From that perspective, the rise of China looked a little different—less certain and potentially more chaotic. We’d come to office knowing that managing the U.S.-China relationship would be one of our most important tasks. The international system has not always been good at accommodating rising powers. One of the reasons that we were confident we could was the strong web of alliances that we enjoyed. The United States was an established Pacific power, both militarily and economically. South Korea, Japan, and Australia were strong democratic friends, more than capable of holding their own in the changing region.
But Japan was emerging as a weakening link in that chain. I’ve mentioned Prime Minister Koizumi’s determination to undertake long-delayed, much-needed bureaucratic and economic reforms.

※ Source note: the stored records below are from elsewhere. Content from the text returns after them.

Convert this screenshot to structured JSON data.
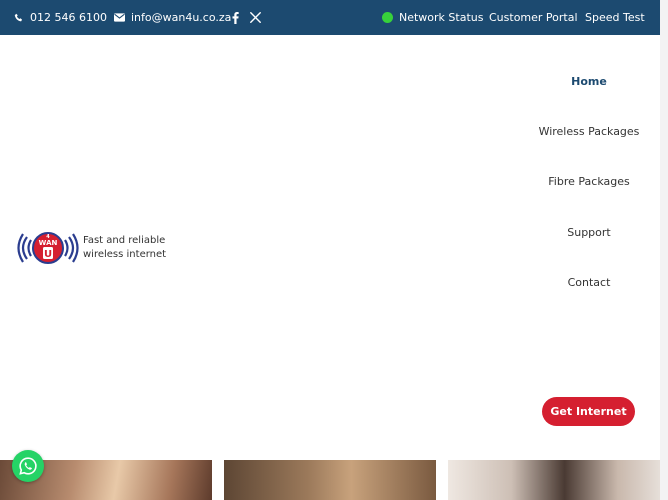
{
  "topbar": {
    "phone": "012 546 6100",
    "email": "info@wan4u.co.za",
    "network_status": "Network Status",
    "customer_portal": "Customer Portal",
    "speed_test": "Speed Test",
    "status_color": "#37d13b",
    "background": "#1c4a70"
  },
  "brand": {
    "logo_text": "WAN4U",
    "tagline_line1": "Fast and reliable",
    "tagline_line2": "wireless internet"
  },
  "nav": {
    "items": [
      {
        "label": "Home",
        "active": true
      },
      {
        "label": "Wireless Packages",
        "active": false
      },
      {
        "label": "Fibre Packages",
        "active": false
      },
      {
        "label": "Support",
        "active": false
      },
      {
        "label": "Contact",
        "active": false
      }
    ]
  },
  "cta": {
    "label": "Get Internet",
    "color": "#d51f30"
  },
  "icons": {
    "phone": "phone-icon",
    "email": "envelope-icon",
    "facebook": "facebook-icon",
    "x": "x-icon",
    "whatsapp": "whatsapp-icon"
  }
}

When he left office, Japan fell back into consensus politics again, with essentially interchangeable prime ministers who never seemed to move the country forward. It was increasingly depressing to go to Japan, which seemed not only stagnant and aging but hamstrung by old animosities with its neighbors. And I was concerned too about my personal chemistry with the Japanese, who believed I was too interested in resolving the North Korean nuclear issue and unwilling to hold the line on the abductions. It began to feel as if the Japanese wanted the Six-Party Talks to fail lest they lose their leverage with us to help them with the admittedly tragic abduction issue.
For the remainder of the term, I’d fight to avoid linkage between the two issues. We could only say that we’d press the North Koreans to resolve the questions about the kidnapped Japanese citizens but if we could constrain—even end—Pyongyang’s nuclear program, we needed to do that. Maintaining that position was very difficult. Tom Schieffer, the President’s good friend and former co-owner of the Texas Rangers, was ambassador to Japan (having already served as ambassador to Australia). Tom was a great guy but sometimes a little too insistent in making Tokyo’s case. After one incident in which Tom called the President—not me—about Japan’s complaints, we had a discussion about the appropriate chain of command. He hadn’t meant to cross the line, and we never had difficulties again. But I know it was hard on Tom because the Japanese were hypersensitive and insecure. Therein lay the problem: we needed a confident Japan as a partner in a changing Asia, and with the end of Junichiro Koizumi’s term in office in 2006, those days had seemed to disappear.